Vapour pressure of solution containing $6\text{g}$ of a non-volatile solute in $180\text{g}$ of water is $20\text{torr}$. If $1$ mole water is further added, then vapour pressure increases by $0.02\text{torr}$. Which of the following is not correct?
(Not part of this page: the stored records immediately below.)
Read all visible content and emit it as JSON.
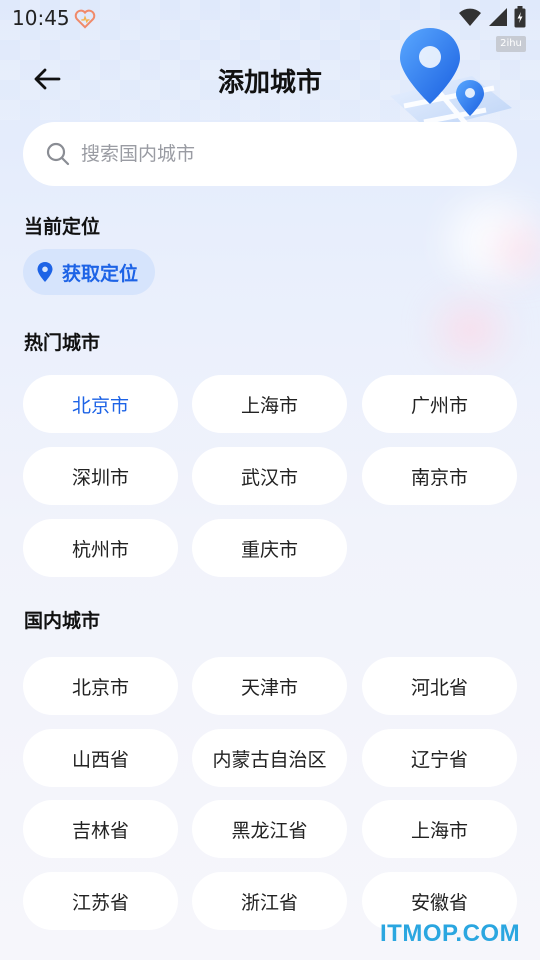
{
  "status_bar": {
    "time": "10:45",
    "icons": [
      "heart-icon",
      "wifi-icon",
      "signal-icon",
      "battery-icon"
    ]
  },
  "watermark_tag": "2ihu",
  "header": {
    "title": "添加城市",
    "back_icon": "arrow-left-icon"
  },
  "search": {
    "placeholder": "搜索国内城市",
    "value": ""
  },
  "current_location": {
    "section_title": "当前定位",
    "button_label": "获取定位"
  },
  "hot_cities": {
    "section_title": "热门城市",
    "items": [
      "北京市",
      "上海市",
      "广州市",
      "深圳市",
      "武汉市",
      "南京市",
      "杭州市",
      "重庆市"
    ],
    "selected": "北京市"
  },
  "domestic_cities": {
    "section_title": "国内城市",
    "items": [
      "北京市",
      "天津市",
      "河北省",
      "山西省",
      "内蒙古自治区",
      "辽宁省",
      "吉林省",
      "黑龙江省",
      "上海市",
      "江苏省",
      "浙江省",
      "安徽省"
    ]
  },
  "site_watermark": "ITMOP.COM",
  "colors": {
    "accent": "#1d63e6",
    "chip_bg": "#ffffff",
    "location_chip_bg": "#d6e4fc"
  }
}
• A. The molecular weight of solute is $55{\text{g mol}}^{-1}$
• B. The vapour pressure of pure water is $20.22\text{torr}$
• C. Addition of more water in the solution will further raise the vapour pressure of the solution
• D. The vapour pressure of pure water is $22.22\text{torr}$

Answer 1

The correct option is D The vapour pressure of pure water is $22.22\text{torr}$

$p_1=$ vapour pressure of solution
$p_1^{\circ }=$vapour pressure of pure solvent
According to Raoult's law,
$\frac{p_1^{\circ }-p_1}{p_1^{\circ }}=\frac{w_2{M}_1}{w_1{M}_2}\Rightarrow \frac{p_1^{\circ }-20}{p_1^{\circ }}=\frac{6\times 18}{M\times 180}=\frac{6\times 1}{M\times 10}.......\left(1\right)$
Again by adding one mole of water, we have
$\frac{p_1^{\circ }-20.02}{p_1^{\circ }}=\frac{6\times 18}{M\times 198}=\frac{6\times 1}{M\times 11}.......\left(2\right)$

Dividing equation $\left(1\right)$ by $\left(2\right)$, we get
$\frac{p_1^{\circ }-20}{p_1^{\circ }}\times \frac{p_1^{\circ }}{p_1^{\circ }-20.02}=\frac{6\times 1}{M\times 10}\times \frac{M\times 11}{6\times 1}\Rightarrow \frac{p_1^{\circ }-20}{p_1^{\circ }-20.02}=\frac{11}{10}\Rightarrow p_1^{\circ }=20.22\text{torr}$

Putting the value of $p_1^{\circ }$ in the equation $\left(2\right)$, we get $M=55.14\approx 55$

On dilution, $\Delta P$ decreases. So, vapour pressure increases.